La BCE demande aux créanciers de Heta de déprécier leurs titres de 50%
Les superviseurs allemands prennent la main dans le dossier Heta. Après la Bundesbank, la BCE est à son tour montée au créneau en demandant aux créanciers de la «bad bank» autrichienne, dans une lettre envoyée dans le cadre de sa mission de supervision, de comptabiliser des provisions d’au moins 50% de leur exposition, selon le Handelsblatt.
Créée fin 2014, cinq ans après la nationalisation de Hypo Alpe Adria (HAA), une ex-filiale de BayernLB, Heta a noué avec le secteur financier allemand des liens importants qui font craindre des répercussions systémiques. Après la mise en résolution de la «bad bank» début mars, Berlin a déjà dû voler au secours de Düsseldorfer Hypothekenbank.
«Je crois que la situation doit être prise sérieusement», a déclaré vendredi Andreas Dombret, directeur de la supervision bancaire à la Bundesbank et membre du directoire de la BCE. «Il est recommandé de prendre des provisions, et si je devais donner un chiffre je dirais qu’il devrait au minimum être de 50%», a-t-il ajouté.
Début avril, la Bundesbank a indiqué que les assureurs allemands sont exposés à Heta à hauteur de 1,5 milliard d’euros, portant le chiffrage à plus de 7 milliards compte tenu des 5,5 milliards d’euros comptabilisés dans les livres des banques du pays.
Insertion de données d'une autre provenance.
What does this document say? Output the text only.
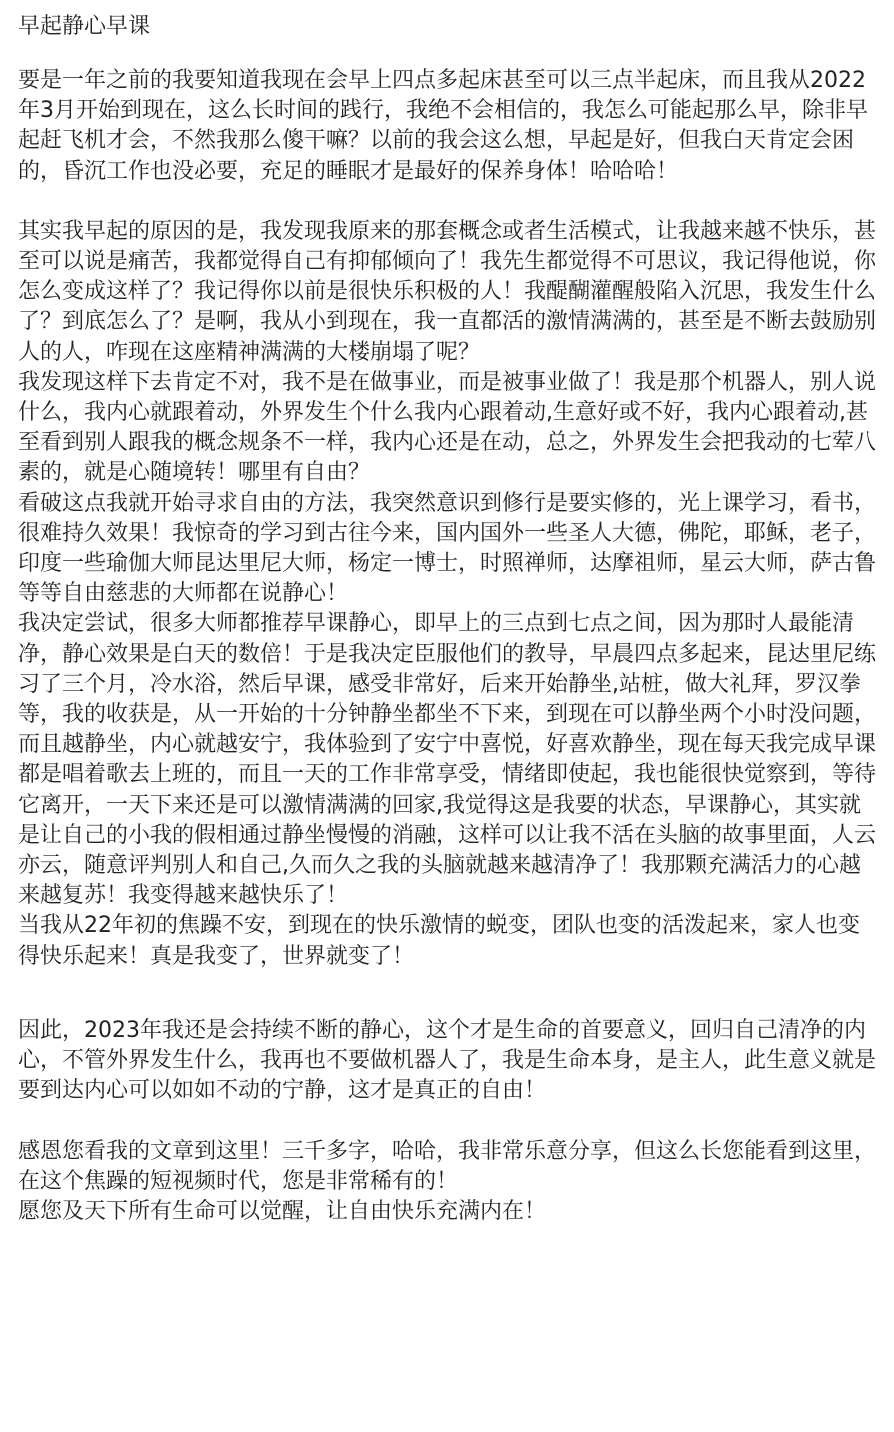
早起静心早课

要是一年之前的我要知道我现在会早上四点多起床甚至可以三点半起床，而且我从2022年3月开始到现在，这么长时间的践行，我绝不会相信的，我怎么可能起那么早，除非早起赶飞机才会，不然我那么傻干嘛？以前的我会这么想，早起是好，但我白天肯定会困的，昏沉工作也没必要，充足的睡眠才是最好的保养身体！哈哈哈！

其实我早起的原因的是，我发现我原来的那套概念或者生活模式，让我越来越不快乐，甚至可以说是痛苦，我都觉得自己有抑郁倾向了！我先生都觉得不可思议，我记得他说，你怎么变成这样了？我记得你以前是很快乐积极的人！我醍醐灌醒般陷入沉思，我发生什么了？到底怎么了？是啊，我从小到现在，我一直都活的激情满满的，甚至是不断去鼓励别人的人，咋现在这座精神满满的大楼崩塌了呢？
我发现这样下去肯定不对，我不是在做事业，而是被事业做了！我是那个机器人，别人说什么，我内心就跟着动，外界发生个什么我内心跟着动,生意好或不好，我内心跟着动,甚至看到别人跟我的概念规条不一样，我内心还是在动，总之，外界发生会把我动的七荤八素的，就是心随境转！哪里有自由？
看破这点我就开始寻求自由的方法，我突然意识到修行是要实修的，光上课学习，看书，很难持久效果！我惊奇的学习到古往今来，国内国外一些圣人大德，佛陀，耶稣，老子，印度一些瑜伽大师昆达里尼大师，杨定一博士，时照禅师，达摩祖师，星云大师，萨古鲁等等自由慈悲的大师都在说静心！
我决定尝试，很多大师都推荐早课静心，即早上的三点到七点之间，因为那时人最能清净，静心效果是白天的数倍！于是我决定臣服他们的教导，早晨四点多起来，昆达里尼练习了三个月，冷水浴，然后早课，感受非常好，后来开始静坐,站桩，做大礼拜，罗汉拳等，我的收获是，从一开始的十分钟静坐都坐不下来，到现在可以静坐两个小时没问题，而且越静坐，内心就越安宁，我体验到了安宁中喜悦，好喜欢静坐，现在每天我完成早课都是唱着歌去上班的，而且一天的工作非常享受，情绪即使起，我也能很快觉察到，等待它离开，一天下来还是可以激情满满的回家,我觉得这是我要的状态，早课静心，其实就是让自己的小我的假相通过静坐慢慢的消融，这样可以让我不活在头脑的故事里面，人云亦云，随意评判别人和自己,久而久之我的头脑就越来越清净了！我那颗充满活力的心越来越复苏！我变得越来越快乐了！
当我从22年初的焦躁不安，到现在的快乐激情的蜕变，团队也变的活泼起来，家人也变得快乐起来！真是我变了，世界就变了！

因此，2023年我还是会持续不断的静心，这个才是生命的首要意义，回归自己清净的内心，不管外界发生什么，我再也不要做机器人了，我是生命本身，是主人，此生意义就是要到达内心可以如如不动的宁静，这才是真正的自由！

感恩您看我的文章到这里！三千多字，哈哈，我非常乐意分享，但这么长您能看到这里，在这个焦躁的短视频时代，您是非常稀有的！
愿您及天下所有生命可以觉醒，让自由快乐充满内在！
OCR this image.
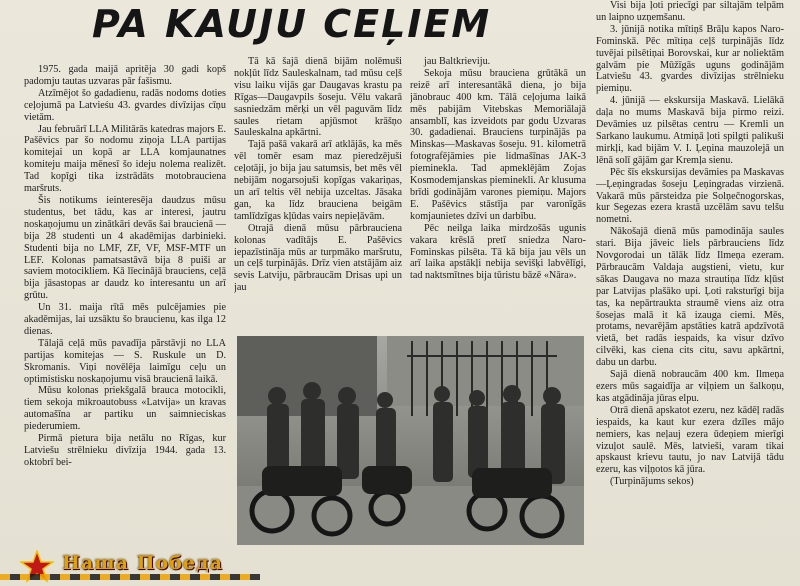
PA KAUJU CEĻIEM

1975. gada maijā apritēja 30 gadi kopš padomju tautas uzvaras pār fašismu.

Atzīmējot šo gadadienu, radās nodoms doties ceļojumā pa Latvieśu 43. gvardes divīzijas cīņu vietām.

Jau februārī LLA Militārās katedras majors E. Pašēvics par šo nodomu ziņoja LLA partijas komitejai un kopā ar LLA komjaunatnes komiteju maija mēnesī šo ideju nolema realizēt. Tad kopīgi tika izstrādāts motobrauciena maršruts.

Šis notikums ieinteresēja daudzus mūsu studentus, bet tādu, kas ar interesi, jautru noskaņojumu un zinātkāri devās šai braucienā — bija 28 studenti un 4 akadēmijas darbinieki. Studenti bija no LMF, ZF, VF, MSF-MTF un LEF. Kolonas pamatsastāvā bija 8 puiši ar saviem motocikliem. Kā līecinājā brauciens, ceļā bija jāsastopas ar daudz ko interesantu un arī grūtu.

Un 31. maija rītā mēs pulcējamies pie akadēmijas, lai uzsāktu šo braucienu, kas ilga 12 dienas.

Tālajā ceļā mūs pavadīja pārstāvji no LLA partijas komitejas — S. Ruskule un D. Skromanis. Viņi novēlēja laimīgu ceļu un optimistisku noskaņojumu visā braucienā laikā.

Mūsu kolonas priekšgalā brauca motocikli, tiem sekoja mikroautobuss «Latvija» un kravas automašīna ar partiku un saimnieciskas piederumiem.

Pirmā pietura bija netālu no Rīgas, kur Latviešu strēlnieku divīzija 1944. gada 13. oktobrī bei-

Tā kā šajā dienā bijām nolēmuši nokļūt līdz Sauleskalnam, tad mūsu ceļš visu laiku vijās gar Daugavas krastu pa Rīgas—Daugavpils šoseju. Vēlu vakarā sasniedzām mērķi un vēl paguvām līdz saules rietam apjūsmot krāšņo Sauleskalna apkārtni.

Tajā pašā vakarā arī atklājās, ka mēs vēl tomēr esam maz pieredzējuši ceļotāji, jo bija jau satumsis, bet mēs vēl nebijām nogarsojuši kopīgas vakariņas, un arī teltis vēl nebija uzceltas. Jāsaka gan, ka līdz brauciena beigām tamlīdzīgas kļūdas vairs nepieļāvām.

Otrajā dienā mūsu pārbrauciena kolonas vadītājs E. Pašēvics iepazīstināja mūs ar turpmāko maršrutu, un ceļš turpinājās. Drīz vien atstājām aiz sevis Latviju, pārbraucām Drisas upi un jau

jau Baltkrieviju.

Sekoja mūsu brauciena grūtākā un reizē arī interesantākā diena, jo bija jānobrauc 400 km. Tālā ceļojuma laikā mēs pabijām Vitebskas Memoriālajā ansamblī, kas izveidots par godu Uzvaras 30. gadadienai. Brauciens turpinājās pa Minskas—Maskavas šoseju. 91. kilometrā fotografējāmies pie lidmašīnas JAK-3 piemineklа. Tad apmeklējām Zojas Kosmodemjanskas pieminekli. Ar klusuma brīdi godinājām varones piemiņu. Majors E. Pašēvics stāstīja par varonīgās komjaunietes dzīvi un darbību.

Pēc neilga laika mirdzošās ugunis vakara krēslā pretī sniedza Naro-Fominskas pilsēta. Tā kā bija jau vēls un arī laika apstākļi nebija sevišķi labvēlīgi, tad naktsmītnes bija tūristu bāzē «Nāra».

Visi bija ļoti priecīgi par siltajām telpām un laipno uzņemšanu.

3. jūnijā notika mītiņš Brāļu kapos Naro-Fominskā. Pēc mītiņa ceļš turpinājās līdz tuvējai pilsētiņai Borovskai, kur ar noliektām galvām pie Mūžīgās uguns godinājām Latviešu 43. gvardes divīzijas strēlnieku piemiņu.

4. jūnijā — ekskursija Maskavā. Lielākā daļa no mums Maskavā bija pirmo reizi. Devāmies uz pilsētas centru — Kremli un Sarkano laukumu. Atmiņā ļoti spilgti palikuši mirkļi, kad bijām V. I. Ļeņina mauzolejā un lēnā solī gājām gar Kremļa sienu.

Pēc šīs ekskursijas devāmies pa Maskavas—Ļeņingradas šoseju Ļeņingradas virzienā. Vakarā mūs pārsteidza pie Solņečnogorskas, kur Segezas ezera krastā uzcēlām savu telšu nometni.

Nākošajā dienā mūs pamodināja saules stari. Bija jāveic liels pārbrauciens līdz Novgorodai un tālāk līdz Ilmeņa ezeram. Pārbraucām Valdaja augstieni, vietu, kur sākas Daugava no maza strautiņa līdz kļūst par Latvijas plašāko upi. Ļoti raksturīgi bija tas, ka nepārtraukta straumē viens aiz otra šosejas malā it kā izauga ciemi. Mēs, protams, nevarējām apstāties katrā apdzīvotā vietā, bet radās iespaids, ka visur dzīvo cilvēki, kas ciena cits citu, savu apkārtni, dabu un darbu.

Sajā dienā nobraucām 400 km. Ilmeņa ezers mūs sagaidīja ar viļņiem un šalkoņu, kas atgādināja jūras elpu.

Otrā dienā apskatot ezeru, nez kādēļ radās iespaids, ka kaut kur ezera dzīles mājo nemiers, kas neļauj ezera ūdeņiem mierīgi vizuļot saulē. Mēs, latvieši, varam tikai apskaust krievu tautu, jo nav Latvijā tādu ezeru, kas viļņotos kā jūra.

(Turpinājums sekos)

Наша Победа
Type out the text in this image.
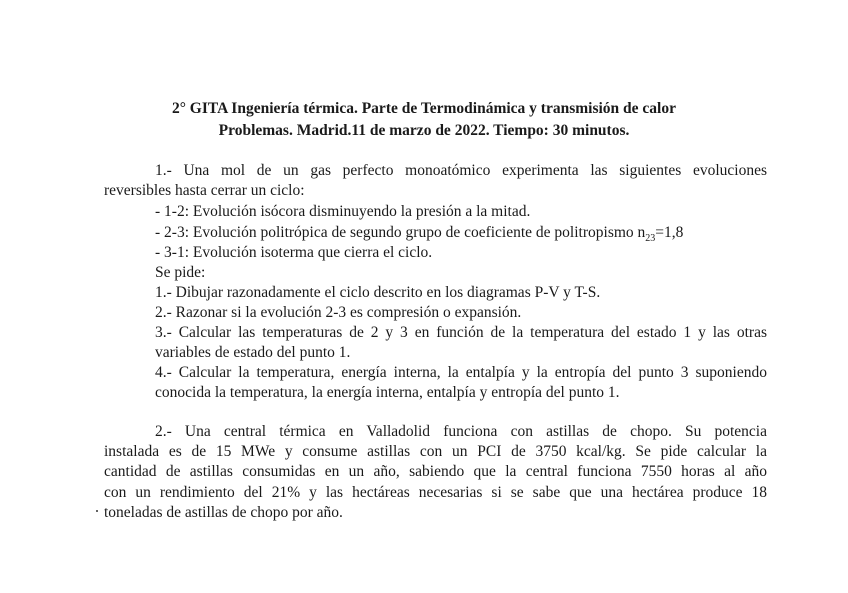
2° GITA Ingeniería térmica. Parte de Termodinámica y transmisión de calor
Problemas. Madrid.11 de marzo de 2022. Tiempo: 30 minutos.
1.- Una mol de un gas perfecto monoatómico experimenta las siguientes evoluciones
reversibles hasta cerrar un ciclo:
- 1-2: Evolución isócora disminuyendo la presión a la mitad.
- 2-3: Evolución politrópica de segundo grupo de coeficiente de politropismo $n_{23}=1,8$
- 3-1: Evolución isoterma que cierra el ciclo.
Se pide:
1.- Dibujar razonadamente el ciclo descrito en los diagramas P-V y T-S.
2.- Razonar si la evolución 2-3 es compresión o expansión.
3.- Calcular las temperaturas de 2 y 3 en función de la temperatura del estado 1 y las otras
variables de estado del punto 1.
4.- Calcular la temperatura, energía interna, la entalpía y la entropía del punto 3 suponiendo
conocida la temperatura, la energía interna, entalpía y entropía del punto 1.
2.- Una central térmica en Valladolid funciona con astillas de chopo. Su potencia
instalada es de 15 MWe y consume astillas con un PCI de 3750 kcal/kg. Se pide calcular la
cantidad de astillas consumidas en un año, sabiendo que la central funciona 7550 horas al año
con un rendimiento del 21% y las hectáreas necesarias si se sabe que una hectárea produce 18
toneladas de astillas de chopo por año.
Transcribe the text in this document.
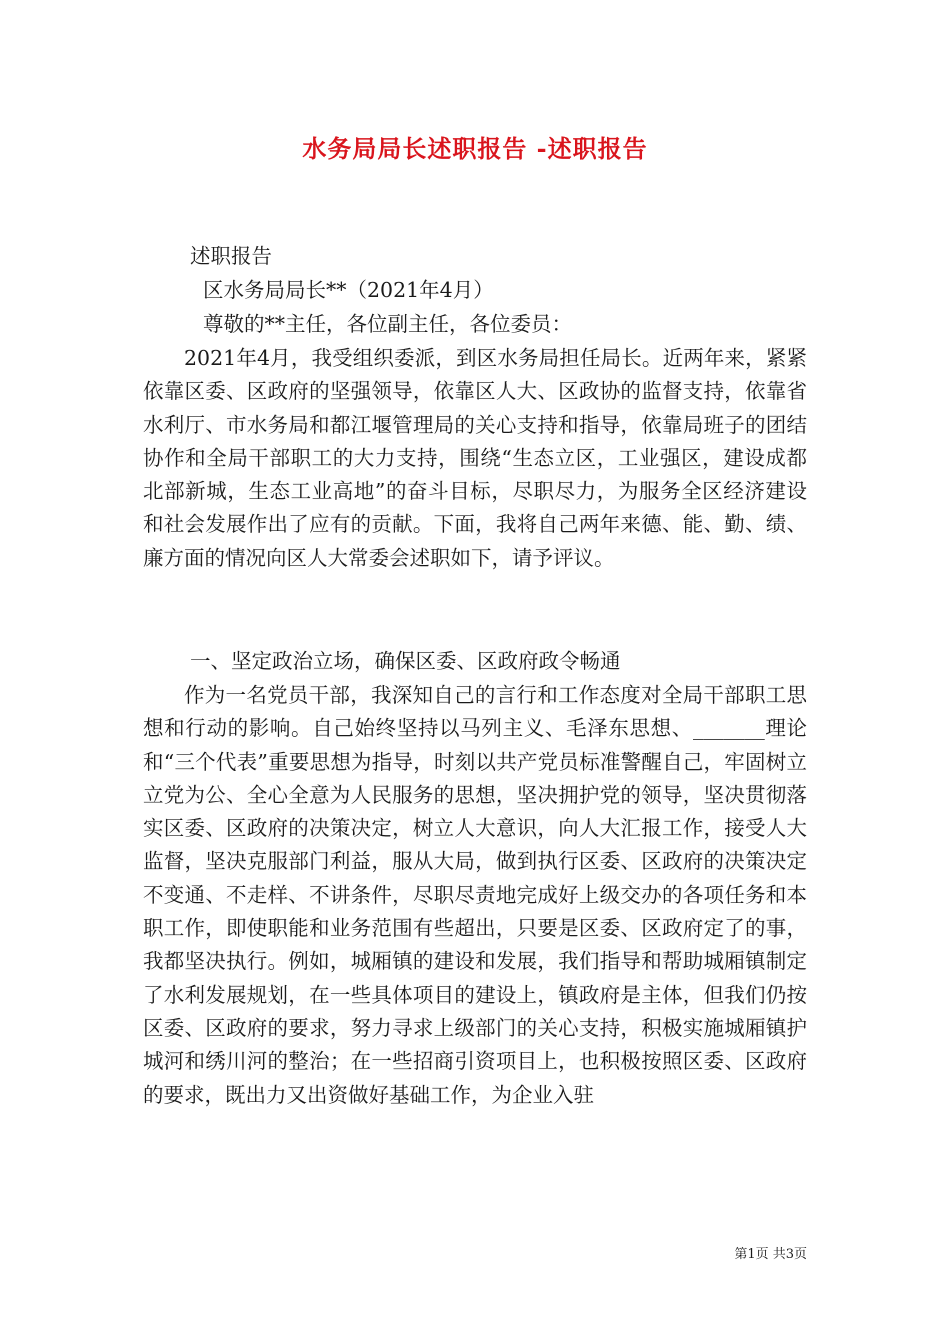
水务局局长述职报告 -述职报告
述职报告
区水务局局长**（2021年4月）
尊敬的**主任，各位副主任，各位委员：

2021年4月，我受组织委派，到区水务局担任局长。近两年来，紧紧依靠区委、区政府的坚强领导，依靠区人大、区政协的监督支持，依靠省水利厅、市水务局和都江堰管理局的关心支持和指导，依靠局班子的团结协作和全局干部职工的大力支持，围绕“生态立区，工业强区，建设成都北部新城，生态工业高地”的奋斗目标，尽职尽力，为服务全区经济建设和社会发展作出了应有的贡献。下面，我将自己两年来德、能、勤、绩、廉方面的情况向区人大常委会述职如下，请予评议。

一、坚定政治立场，确保区委、区政府政令畅通

作为一名党员干部，我深知自己的言行和工作态度对全局干部职工思想和行动的影响。自己始终坚持以马列主义、毛泽东思想、_______理论和“三个代表”重要思想为指导，时刻以共产党员标准警醒自己，牢固树立立党为公、全心全意为人民服务的思想，坚决拥护党的领导，坚决贯彻落实区委、区政府的决策决定，树立人大意识，向人大汇报工作，接受人大监督，坚决克服部门利益，服从大局，做到执行区委、区政府的决策决定不变通、不走样、不讲条件，尽职尽责地完成好上级交办的各项任务和本职工作，即使职能和业务范围有些超出，只要是区委、区政府定了的事，我都坚决执行。例如，城厢镇的建设和发展，我们指导和帮助城厢镇制定了水利发展规划，在一些具体项目的建设上，镇政府是主体，但我们仍按区委、区政府的要求，努力寻求上级部门的关心支持，积极实施城厢镇护城河和绣川河的整治；在一些招商引资项目上，也积极按照区委、区政府的要求，既出力又出资做好基础工作，为企业入驻

第1页 共3页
Parmi les principaux créanciers figure notamment BayernLB et ses 2,4 milliards de prêts non remboursés par Heta.
Pour l’heure, le provisionnement des créanciers, qui inclut des banques autrichiennes et françaises, demeure variable. Parmi les premières à communiquer, Deutsche Pfandbriefbank a annoncé une provision de 120 millions d’euros sur son portefeuille de 395 millions, soit un taux de provisionnement de 30%.
Hier, la Compagnie de Financement Foncier, le véhicule d'émission d’obligations foncières du Crédit Foncier, a indiqué dans son rapport annuel 2014 avoir comptabilisé rétroactivement une provision de 115,1 millions d’euros sur son exposition nette de 263,1 millions, soit un taux de 44%. L’autrichienne Hypo NOE a en revanche indiqué qu’elle ne voyait aucune raison d’augmenter ses provisions, fixées à 25% de son exposition de 225 millions d’euros.
Ces différences s’expliquent notamment par l’appréciation de la garantie de 10,2 milliards d’euros de la Carinthie, la province d’origine de HAA. Bien que le Land soit en grande difficulté, Hypo NOE a expliqué à Bloomberg que cette garantie n’est «pas complètement sans valeur».